Verkehr in der City

Dortmund hat gewagten Fahrrad-Plan – Nachteil für Autofahrer droht

Nachteile für alle Autofahrer in Dortmund? Die Stadt plant einen radikalen Umbruch für den Fahrradverkehr in der City.

Dortmund – Gute Nachrichten für alle Radfahrer in Dortmund: Der Radverkehr soll in der Stadt Fahrt aufnehmen. Das teilt die Stadtverwaltung mit. Auf neun Routen in alle Stadtbezirke soll Fahrradfahrern Vorrang eingeräumt werden. Sprich: Drahtesel-Fahrer bekommen sicherere Strecken und mehr Rechte auf Dortmunds Straßen.

StadtDortmund
BundeslandNRW
Einwohner587.010
BürgermeisterThomas Westphal (SPD)

Dortmund: Radverkehr soll in der Stadt mehr Rechte bekommen

Das neue Radnetz soll nach Angaben der Stadt Dortmund sicherer, komfortabler und noch zusammenhängender gestaltet werden. Dabei sollen auch die Nachbarkommunen im Ruhrgebiet erschlossen werden.

Was bedeutet das neue Radverkehrskonzept der Stadt Dortmund konkret? Radfahrer sollen möglichst Vorrang bekommen – vor allem an Kreuzungen. Aber: Die neuen Trassen sollen meist durch Nebenstraßen und Tempo-30-Zonen führen, also möglichst weit entfernt von Hauptverkehrsstraßen.

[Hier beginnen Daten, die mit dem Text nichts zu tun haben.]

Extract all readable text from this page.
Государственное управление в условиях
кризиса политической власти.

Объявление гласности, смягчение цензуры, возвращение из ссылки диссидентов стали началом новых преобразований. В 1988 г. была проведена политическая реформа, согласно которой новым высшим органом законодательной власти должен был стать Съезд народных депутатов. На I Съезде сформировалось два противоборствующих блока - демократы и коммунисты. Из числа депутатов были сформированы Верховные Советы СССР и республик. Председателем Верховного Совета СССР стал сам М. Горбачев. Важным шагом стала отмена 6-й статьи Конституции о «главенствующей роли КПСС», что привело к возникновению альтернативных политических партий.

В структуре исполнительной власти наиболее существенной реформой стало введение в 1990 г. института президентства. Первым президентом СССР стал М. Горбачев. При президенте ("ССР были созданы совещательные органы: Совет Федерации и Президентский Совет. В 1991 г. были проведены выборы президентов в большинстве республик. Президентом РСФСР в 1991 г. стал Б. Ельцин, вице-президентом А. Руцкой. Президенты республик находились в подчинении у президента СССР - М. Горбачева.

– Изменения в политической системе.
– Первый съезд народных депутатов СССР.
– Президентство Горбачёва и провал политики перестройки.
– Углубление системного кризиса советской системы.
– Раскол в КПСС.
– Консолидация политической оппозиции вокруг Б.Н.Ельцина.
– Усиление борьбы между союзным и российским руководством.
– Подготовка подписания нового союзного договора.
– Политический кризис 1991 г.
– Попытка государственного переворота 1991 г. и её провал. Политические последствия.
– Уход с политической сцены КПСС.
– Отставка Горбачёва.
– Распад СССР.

Die Fahrradwege beginnen in den Stadtbezirkszentren oder an wichtigen Identifikationspunkten und enden am zentralen Verteilerring, dem Wallring, in der Innenstadt. Von dort sollen die Radfahrer auf regionale Radwege in die Nachbarkommunen verteilt werden. Drei Routen führen in Teilen über den geplanten Radschnellweg Ruhr 1 (RS1). Hier haben die Bauarbeiten bereits im April begonnen.

Dortmund: Fahrradfahren in der Stadt – Nachteile für Autofahrer?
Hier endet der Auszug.